This is a list of the ten albums I would least want with me on a desert island.
1. Lou Reed, Metal Machine Music. There was a time I lived in a house, and every month or two, I had parties, and when three or four or five in the morning rolled around, and people still wouldn't leave...and I threw pretty good parties, so this actually happened...I would put on Metal Machine Music. This is an album composed entirely of distortion. That wouldn't clear out everyone, though. Then I put on the Rosanne Barr comedy album. Years before she sang the National Anthem, she sang on that. It cleared the room. I believe the Environmental Protection Agency put a stop to that album, however.
2. Bread, The Best of Bread. The horror! The horror!
3. Mac Davis, The Best of Mac Davis. This is sort of a cheap shot. "Baby, Don't Get Hooked on Me" isn't a bad song, and some people like "In the Ghetto", but he's a terrible singer, and the songs don't bear repeated listens.
4. Coldplay, Parachutes. I don't understand how anyone can think a band that plays nothing but ballads is rock. If they were any limper, they would, in fact, be spaghetti.
5. Kris Kristofferson, The Essential Kris Kristofferson. He can write songs, but he sure can't sing them.
6. Cher, Believe. If I had the choice between being shot in the groin or seeing Cher live, I'd have to seriously consider my options.
7. Enya, The Best of Enya. Most of the times I've gotten a massage, I've had to listen to Enya. If I had to listen to her without getting a massage, I believe I would go insane.

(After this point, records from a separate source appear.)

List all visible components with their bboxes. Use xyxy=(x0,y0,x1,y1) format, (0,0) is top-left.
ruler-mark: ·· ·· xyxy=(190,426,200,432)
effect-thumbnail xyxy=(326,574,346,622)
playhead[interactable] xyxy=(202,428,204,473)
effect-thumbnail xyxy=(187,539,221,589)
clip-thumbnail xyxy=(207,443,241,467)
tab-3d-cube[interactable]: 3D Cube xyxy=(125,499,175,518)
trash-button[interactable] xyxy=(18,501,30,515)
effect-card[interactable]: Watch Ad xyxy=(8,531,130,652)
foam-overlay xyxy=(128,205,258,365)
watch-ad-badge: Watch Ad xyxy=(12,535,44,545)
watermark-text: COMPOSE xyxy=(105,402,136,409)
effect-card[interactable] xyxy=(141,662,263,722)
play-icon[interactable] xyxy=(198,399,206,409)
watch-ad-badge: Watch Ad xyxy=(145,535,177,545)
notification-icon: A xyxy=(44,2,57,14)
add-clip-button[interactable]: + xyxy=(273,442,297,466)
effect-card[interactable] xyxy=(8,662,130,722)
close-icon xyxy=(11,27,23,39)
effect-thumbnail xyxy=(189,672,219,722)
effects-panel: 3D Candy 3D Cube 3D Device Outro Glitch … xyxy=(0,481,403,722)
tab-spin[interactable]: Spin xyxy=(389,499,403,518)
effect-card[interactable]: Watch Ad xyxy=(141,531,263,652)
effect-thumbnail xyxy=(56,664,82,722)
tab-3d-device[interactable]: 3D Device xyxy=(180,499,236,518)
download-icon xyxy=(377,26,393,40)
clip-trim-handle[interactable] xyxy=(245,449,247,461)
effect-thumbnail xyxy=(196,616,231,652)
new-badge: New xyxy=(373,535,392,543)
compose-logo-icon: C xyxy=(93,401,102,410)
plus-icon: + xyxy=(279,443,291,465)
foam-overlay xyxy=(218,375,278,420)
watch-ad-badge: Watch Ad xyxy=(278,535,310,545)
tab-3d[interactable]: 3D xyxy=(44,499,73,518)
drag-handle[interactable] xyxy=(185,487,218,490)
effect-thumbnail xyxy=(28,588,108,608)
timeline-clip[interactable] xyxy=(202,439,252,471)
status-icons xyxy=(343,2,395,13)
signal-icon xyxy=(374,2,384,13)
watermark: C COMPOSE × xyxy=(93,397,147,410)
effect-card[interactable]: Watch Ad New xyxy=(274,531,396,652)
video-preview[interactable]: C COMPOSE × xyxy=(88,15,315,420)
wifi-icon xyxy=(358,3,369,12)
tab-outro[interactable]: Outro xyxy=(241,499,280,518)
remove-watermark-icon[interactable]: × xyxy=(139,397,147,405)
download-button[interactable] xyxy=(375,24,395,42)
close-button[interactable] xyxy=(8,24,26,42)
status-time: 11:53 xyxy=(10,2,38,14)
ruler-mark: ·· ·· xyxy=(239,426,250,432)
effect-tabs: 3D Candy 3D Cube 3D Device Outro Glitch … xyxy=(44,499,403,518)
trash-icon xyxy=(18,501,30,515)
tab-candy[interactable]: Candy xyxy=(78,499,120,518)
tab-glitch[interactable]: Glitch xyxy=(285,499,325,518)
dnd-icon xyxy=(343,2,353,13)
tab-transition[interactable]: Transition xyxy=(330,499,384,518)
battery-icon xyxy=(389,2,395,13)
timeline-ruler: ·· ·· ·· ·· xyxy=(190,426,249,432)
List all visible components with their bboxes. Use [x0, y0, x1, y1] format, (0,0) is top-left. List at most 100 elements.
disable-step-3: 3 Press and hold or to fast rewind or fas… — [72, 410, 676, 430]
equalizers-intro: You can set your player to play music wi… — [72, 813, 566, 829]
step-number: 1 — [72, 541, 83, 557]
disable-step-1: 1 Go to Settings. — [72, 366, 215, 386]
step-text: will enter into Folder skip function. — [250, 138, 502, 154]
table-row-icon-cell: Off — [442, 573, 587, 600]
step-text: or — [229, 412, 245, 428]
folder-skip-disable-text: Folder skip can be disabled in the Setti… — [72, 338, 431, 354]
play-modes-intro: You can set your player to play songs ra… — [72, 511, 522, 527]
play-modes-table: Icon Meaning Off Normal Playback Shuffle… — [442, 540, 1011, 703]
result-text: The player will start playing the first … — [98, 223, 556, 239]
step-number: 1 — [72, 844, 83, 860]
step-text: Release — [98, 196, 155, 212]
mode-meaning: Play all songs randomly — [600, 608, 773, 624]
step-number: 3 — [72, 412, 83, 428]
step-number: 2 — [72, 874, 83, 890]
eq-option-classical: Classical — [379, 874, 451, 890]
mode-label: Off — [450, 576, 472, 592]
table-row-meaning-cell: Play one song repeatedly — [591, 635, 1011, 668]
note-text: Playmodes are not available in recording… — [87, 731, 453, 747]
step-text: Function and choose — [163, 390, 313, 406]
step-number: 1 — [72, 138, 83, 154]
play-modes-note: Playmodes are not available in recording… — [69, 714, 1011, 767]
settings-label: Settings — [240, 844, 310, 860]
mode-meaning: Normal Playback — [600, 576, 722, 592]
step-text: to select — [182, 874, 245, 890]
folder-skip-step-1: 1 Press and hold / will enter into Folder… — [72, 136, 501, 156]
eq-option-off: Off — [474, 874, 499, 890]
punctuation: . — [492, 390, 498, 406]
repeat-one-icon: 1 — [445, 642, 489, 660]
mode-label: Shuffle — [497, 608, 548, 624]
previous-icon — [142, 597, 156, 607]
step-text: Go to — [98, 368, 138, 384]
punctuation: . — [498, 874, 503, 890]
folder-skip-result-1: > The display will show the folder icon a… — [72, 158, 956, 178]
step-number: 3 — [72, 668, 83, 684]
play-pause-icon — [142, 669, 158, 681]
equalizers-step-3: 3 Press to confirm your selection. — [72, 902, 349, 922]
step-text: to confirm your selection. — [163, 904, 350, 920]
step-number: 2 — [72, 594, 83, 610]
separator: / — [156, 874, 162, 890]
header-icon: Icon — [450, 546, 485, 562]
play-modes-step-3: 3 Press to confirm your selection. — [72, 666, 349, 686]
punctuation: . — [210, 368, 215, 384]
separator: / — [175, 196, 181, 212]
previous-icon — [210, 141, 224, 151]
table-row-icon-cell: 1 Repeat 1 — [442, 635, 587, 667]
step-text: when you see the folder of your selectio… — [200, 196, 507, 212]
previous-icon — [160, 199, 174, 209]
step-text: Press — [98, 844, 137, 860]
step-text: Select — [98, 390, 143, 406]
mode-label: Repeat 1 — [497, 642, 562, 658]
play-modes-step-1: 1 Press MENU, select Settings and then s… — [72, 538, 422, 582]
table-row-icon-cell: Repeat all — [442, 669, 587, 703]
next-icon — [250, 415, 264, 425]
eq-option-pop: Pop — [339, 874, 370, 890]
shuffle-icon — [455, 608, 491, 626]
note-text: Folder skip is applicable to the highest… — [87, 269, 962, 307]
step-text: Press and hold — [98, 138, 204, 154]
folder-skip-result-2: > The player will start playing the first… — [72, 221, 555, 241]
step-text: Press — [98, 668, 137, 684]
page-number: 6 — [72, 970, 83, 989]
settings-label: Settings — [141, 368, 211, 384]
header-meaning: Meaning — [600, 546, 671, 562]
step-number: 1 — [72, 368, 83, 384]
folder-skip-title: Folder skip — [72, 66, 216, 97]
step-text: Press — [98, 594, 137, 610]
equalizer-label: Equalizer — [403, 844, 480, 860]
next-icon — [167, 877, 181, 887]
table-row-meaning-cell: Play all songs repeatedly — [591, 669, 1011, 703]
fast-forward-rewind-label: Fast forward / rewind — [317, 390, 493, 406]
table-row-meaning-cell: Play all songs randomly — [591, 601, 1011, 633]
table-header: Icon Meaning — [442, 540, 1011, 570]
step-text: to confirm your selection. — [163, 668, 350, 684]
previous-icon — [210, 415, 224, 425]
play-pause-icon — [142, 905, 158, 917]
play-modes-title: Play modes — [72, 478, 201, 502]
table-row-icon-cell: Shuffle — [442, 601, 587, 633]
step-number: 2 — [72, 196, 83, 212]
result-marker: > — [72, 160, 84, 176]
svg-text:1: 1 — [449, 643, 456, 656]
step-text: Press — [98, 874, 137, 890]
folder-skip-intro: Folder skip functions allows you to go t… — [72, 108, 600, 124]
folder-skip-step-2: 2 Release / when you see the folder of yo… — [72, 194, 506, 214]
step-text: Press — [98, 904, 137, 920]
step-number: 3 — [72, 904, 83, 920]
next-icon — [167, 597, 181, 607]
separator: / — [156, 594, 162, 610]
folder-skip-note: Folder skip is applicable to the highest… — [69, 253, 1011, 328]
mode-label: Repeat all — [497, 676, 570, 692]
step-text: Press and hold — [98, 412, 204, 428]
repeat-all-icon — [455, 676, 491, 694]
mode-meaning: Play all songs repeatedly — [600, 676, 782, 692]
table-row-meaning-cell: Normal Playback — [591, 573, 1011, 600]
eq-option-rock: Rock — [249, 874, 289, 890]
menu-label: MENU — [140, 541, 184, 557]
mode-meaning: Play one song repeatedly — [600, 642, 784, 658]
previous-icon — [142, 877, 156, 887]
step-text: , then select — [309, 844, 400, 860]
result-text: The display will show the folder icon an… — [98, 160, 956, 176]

8. Soundtrack, The Virgin Suicides. Listening to this soundtrack leaves one in absolutely no doubt why someone would want to commit suicide. There are some talented performers on this soundtrack, but I hate every single song on it.
9. Matchbox 20, Yourself or Someone Like You. I almost went with some metal or disco straw man, but I can't think offhand of any album in either genre that annoys me as much as this one. A bunch of boring, formulaic frat rock.
10. This is a tie between every album by anyone who's ever appeared on American Idol. The mainstream, mediocre music performed by non-offensive nonentities that this show champions is the stuff of nightmares.